This thesis studies a class of vehicle routing problem with pickup and delivery (VRPPD) that has wide applications in practice. The vehicle routing problem (VRP) has been a hot research topic in the field of operation research for more than five decades. It can be described as the problem of finding a set of routes for a fleet of vehicles with known capacities to visit a given set of customers while minimizing the total cost, the travel time, or the number of vehicles. In addition, various constraints must be satisfied, such as vehicle capacity constraint, time window constraint, travel duration constraint, and so on. In the VRPPD, the vehicles are required to serve the customers, each involving pickup and/or delivery requests, which indicates that the qualities of each vehicle are fluctuate as the vehicle travels along the routes. Thus, the VRPPD is a generalization of the classical VRP. The VRPPD has received increasing attention in recent years due to its wide applications to many distribution systems. One interesting example is the application to fast-fashion retailing, in which each location requires replenishment according to its inventory and forecast demand. From the optimization perspective, products can be swapped between locations to reduce the travel cost. Thus, each location has both pickup and delivery requests.
This thesis has four main contributions. First, we introduce two new vehicle routing problems motivated by an international fast-fashion retailer–Charles and Keith (CK). Secondly, we formulate these problems into different mathematical models. Thirdly, we develop effective solution programming procedures based on the models for these problems. Lastly, we test our solution procedure based on real data and provide a large number of results, which can facilitate future research on these and related problems.
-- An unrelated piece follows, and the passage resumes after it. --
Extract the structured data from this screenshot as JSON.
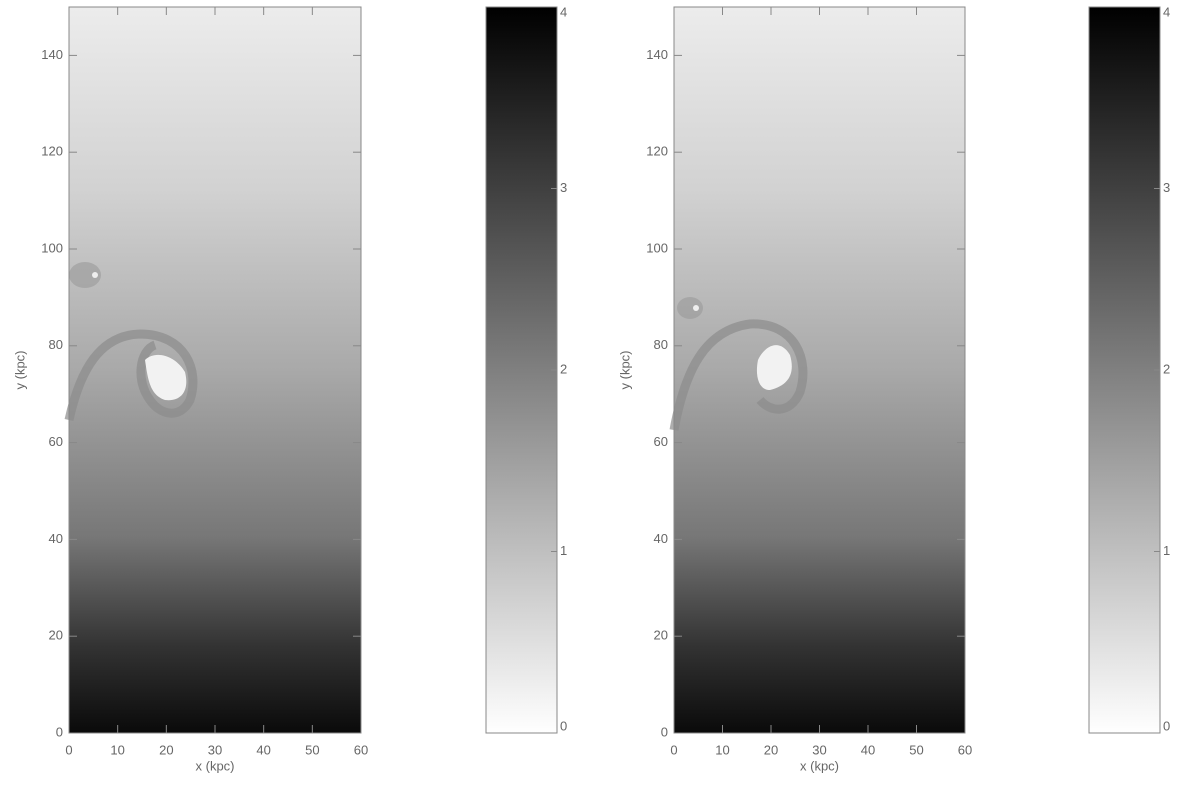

The first problem in this thesis is the multi-commodity pickup and delivery problem (m-PDP), which is a generalization of the VRPPD that considers multiple and varied commodities that require picking up from and delivering to each store. In this problem, the shortage of commodities at each store must be replenished, and the any leftover stock must be transported to the warehouse or to other stores where it is needed. The retailer provides a set of homogeneous vehicles with known capacity to satisfy the requests. Each store can be visited at most once by a single vehicle. The objective is to minimize the total traveling cost. We introduce a mixed integer linear programming model and implement a branch-and-price-cut algorithm to solve this problem optimally. Experiments demonstrate that the branch-and-price-cut algorithm can solve the instances efficiently. In addition, we also developed a heuristic method to solve the m-PDP, including a construction procedure and a tour improvement procedure. We applied three different construction heuristics to find initial solutions. A tour improvement algorithm based on the variable neighborhood search (VNS) method is introduced. Finally, the computational results show that our heuristic is able to obtain a near optimal solution with much less computation effort than the branch-and-price-and-cut algorithm.
The second problem is the multi-commodity pickup and delivery problem with inventory scheduling (m-PDPIS), which is an extension of the first problem by considering inventory holding cost of each store and warehouse. In this problem, the stores provide or require known amounts of m different commodities, and each vehicle has a known capacity. Each store can be visited at most once by one vehicle to serve its demands. It is assumed that a unit of commodity collected from a store can be supplied to any other store where it is required. Unlike the first problem, the commodities are allowed to remain at the store by considering the inventory cost and store capacity. The objective is to minimize the total cost, including the vehicle traveling cost, store inventory cost, and depot operation cost. We introduce a mixed integer linear programming model for the m-PDPIS, describe valid inequalities to strengthen the linear programming relaxation of the model, and detail separation procedures to develop a branch-and-cut algorithm. Finally, computational experiments are shown.